Yonghong Song <yhs@xxxxxxxx> · Tue, 6 Dec 2022 17:52:57 -0800

On 12/5/22 8:29 PM, Hou Tao wrote:
From: Hou Tao <houtao1@xxxxxxxxxx>

When there are batched freeing operations on a specific CPU, part of
the freed elements ((high_watermark - lower_watermark) / 2 + 1) will
be moved to waiting_for_gp list and the remaining part will be left in
free_by_rcu list and waits for the expiration of RCU-tasks-trace grace
period and the next invocation of free_bulk().
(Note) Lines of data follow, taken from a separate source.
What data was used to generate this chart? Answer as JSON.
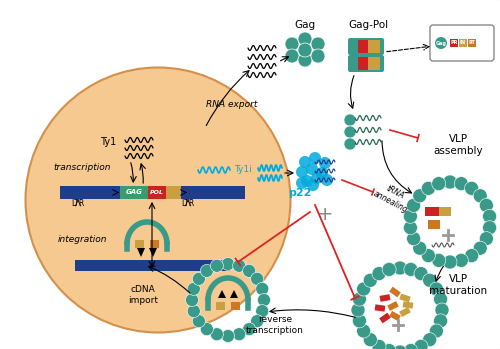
{
  "bg_color": "#ffffff",
  "cell_fill": "#f5c990",
  "cell_border": "#d4904a",
  "teal": "#3a9a8a",
  "dark_blue": "#1e3d8f",
  "red_domain": "#cc2222",
  "orange_domain": "#cc7722",
  "gold_domain": "#c8a040",
  "cyan": "#00aadd",
  "inhibit_color": "#dd2222",
  "dark_green_wavy": "#2a6655",
  "labels": {
    "gag": "Gag",
    "gag_pol": "Gag-Pol",
    "rna_export": "RNA export",
    "ty1": "Ty1",
    "ty1i": "Ty1i",
    "transcription": "transcription",
    "integration": "integration",
    "cdna_import": "cDNA\nimport",
    "vlp_assembly": "VLP\nassembly",
    "vlp_maturation": "VLP\nmaturation",
    "reverse_transcription": "reverse\ntranscription",
    "trna_annealing": "tRNA\nannealing",
    "p22": "p22",
    "ltr": "LTR",
    "gag_label": "GAG",
    "pol_label": "POL"
  }
}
The change below LGTM. However, the above description seems not precise.
IIUC, free_by_rcu list => waiting_for_gp is controlled by whether
call_rcu_in_progress is true or not. If it is true, free_by_rcu list
will remain intact and not moving into waiting_for_gp list.
So it is not 'the remaining part will be left in free_by_rcu'.
It is all elements in free_by_rcu to waiting_for_gp or none.
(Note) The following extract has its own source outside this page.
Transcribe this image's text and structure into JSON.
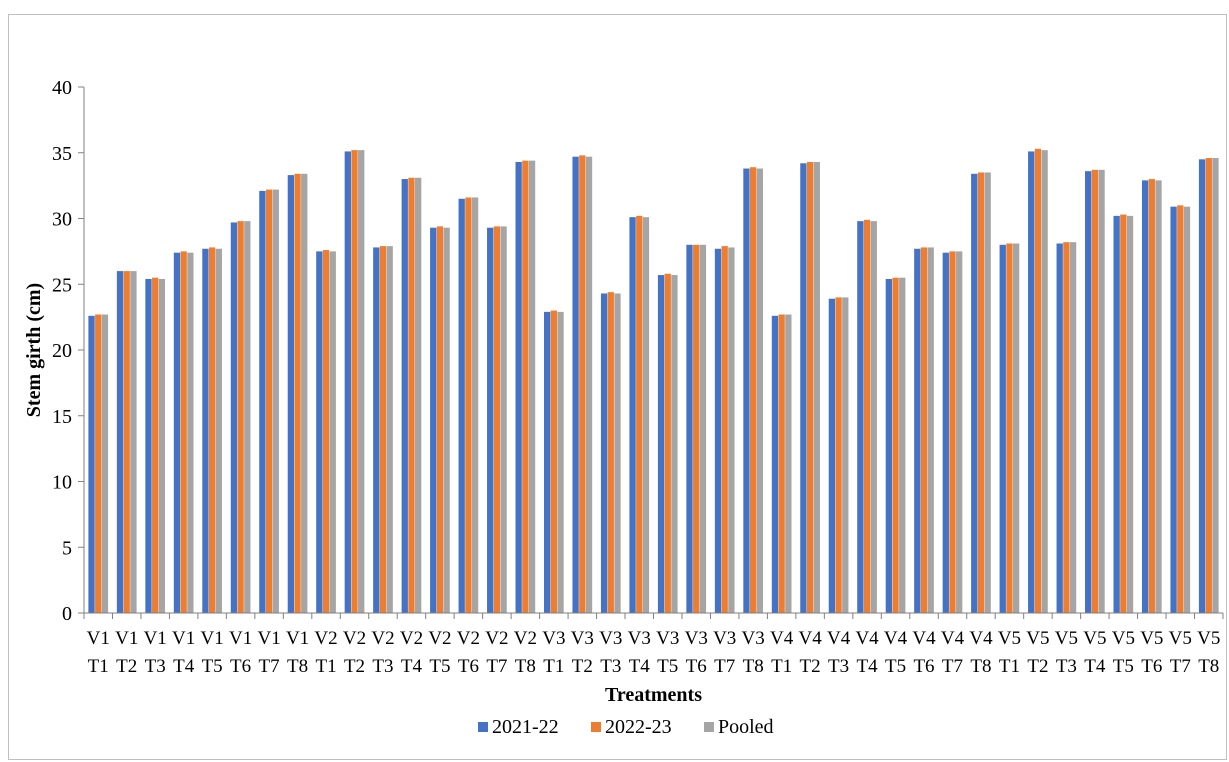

So instead of invoking __alloc_percpu_gfp() or kmalloc_node() to
allocate a new object, in alloc_bulk() just check whether or not there
is freed element in free_by_rcu and reuse it if available.

Signed-off-by: Hou Tao <houtao1@xxxxxxxxxx>

LGTM except the above suggestions.

Acked-by: Yonghong Song <yhs@xxxxxx>

---
  kernel/bpf/memalloc.c | 21 ++++++++++++++++++---
  1 file changed, 18 insertions(+), 3 deletions(-)
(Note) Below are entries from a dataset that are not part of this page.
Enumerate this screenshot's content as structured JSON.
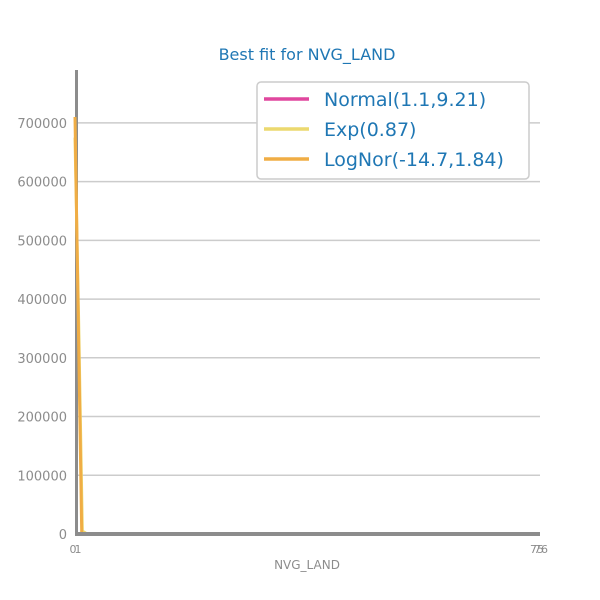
{
  "chart_data": {
    "type": "line",
    "title": "Best fit for NVG_LAND",
    "xlabel": "NVG_LAND",
    "ylabel": "",
    "xlim": [
      0,
      76
    ],
    "ylim": [
      0,
      790000
    ],
    "grid": true,
    "legend_placement": "top-right",
    "x_ticks": [
      "0",
      "1",
      "75",
      "76"
    ],
    "y_ticks": [
      {
        "value": 0,
        "label": "0"
      },
      {
        "value": 100000,
        "label": "100000"
      },
      {
        "value": 200000,
        "label": "200000"
      },
      {
        "value": 300000,
        "label": "300000"
      },
      {
        "value": 400000,
        "label": "400000"
      },
      {
        "value": 500000,
        "label": "500000"
      },
      {
        "value": 600000,
        "label": "600000"
      },
      {
        "value": 700000,
        "label": "700000"
      }
    ],
    "series": [
      {
        "name": "Normal(1.1,9.21)",
        "color": "#e0479e",
        "points": [
          [
            0,
            0
          ],
          [
            76,
            0
          ]
        ]
      },
      {
        "name": "Exp(0.87)",
        "color": "#ecd96f",
        "points": [
          [
            0,
            675000
          ],
          [
            0.6,
            360000
          ],
          [
            1.2,
            5000
          ],
          [
            2,
            0
          ],
          [
            76,
            0
          ]
        ]
      },
      {
        "name": "LogNor(-14.7,1.84)",
        "color": "#f0ad45",
        "points": [
          [
            0,
            710000
          ],
          [
            1.1,
            0
          ],
          [
            76,
            0
          ]
        ]
      }
    ],
    "histogram": {
      "color": "#8c8c8c",
      "bars": [
        {
          "x0": 0,
          "x1": 0.15,
          "value": 790000
        },
        {
          "x0": 0.15,
          "x1": 76,
          "value": 0
        }
      ]
    },
    "colors": {
      "title": "#1f77b4",
      "legend_text": "#1f77b4",
      "tick_text": "#8c8c8c",
      "grid": "#cccccc",
      "axis": "#8c8c8c"
    }
  }
}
diff --git a/kernel/bpf/memalloc.c b/kernel/bpf/memalloc.c
index 8f0d65f2474a..7daf147bc8f6 100644
--- a/kernel/bpf/memalloc.c
+++ b/kernel/bpf/memalloc.c
@@ -171,9 +171,24 @@ static void alloc_bulk(struct bpf_mem_cache *c, int cnt, int node)
  	memcg = get_memcg(c);
  	old_memcg = set_active_memcg(memcg);
  	for (i = 0; i < cnt; i++) {
-		obj = __alloc(c, node);
-		if (!obj)
-			break;
+		/*
+		 * free_by_rcu is only manipulated by irq work refill_work().
+		 * IRQ works on the same CPU are called sequentially, so it is
+		 * safe to use __llist_del_first() here. If alloc_bulk() is
+		 * invoked by the initial prefill, there will be no running
+		 * irq work, so __llist_del_first() is fine as well.
+		 *
+		 * In most cases, objects on free_by_rcu are from the same CPU.
+		 * If some objects come from other CPUs, it doesn't incur any
+		 * harm because NUMA_NO_NODE means the preference for current
+		 * numa node and it is not a guarantee.
+		 */
+		obj = __llist_del_first(&c->free_by_rcu);
+		if (!obj) {
+			obj = __alloc(c, node);
+			if (!obj)
+				break;
+		}
  		if (IS_ENABLED(CONFIG_PREEMPT_RT))
  			/* In RT irq_work runs in per-cpu kthread, so disable
  			 * interrupts to avoid preemption and interrupts and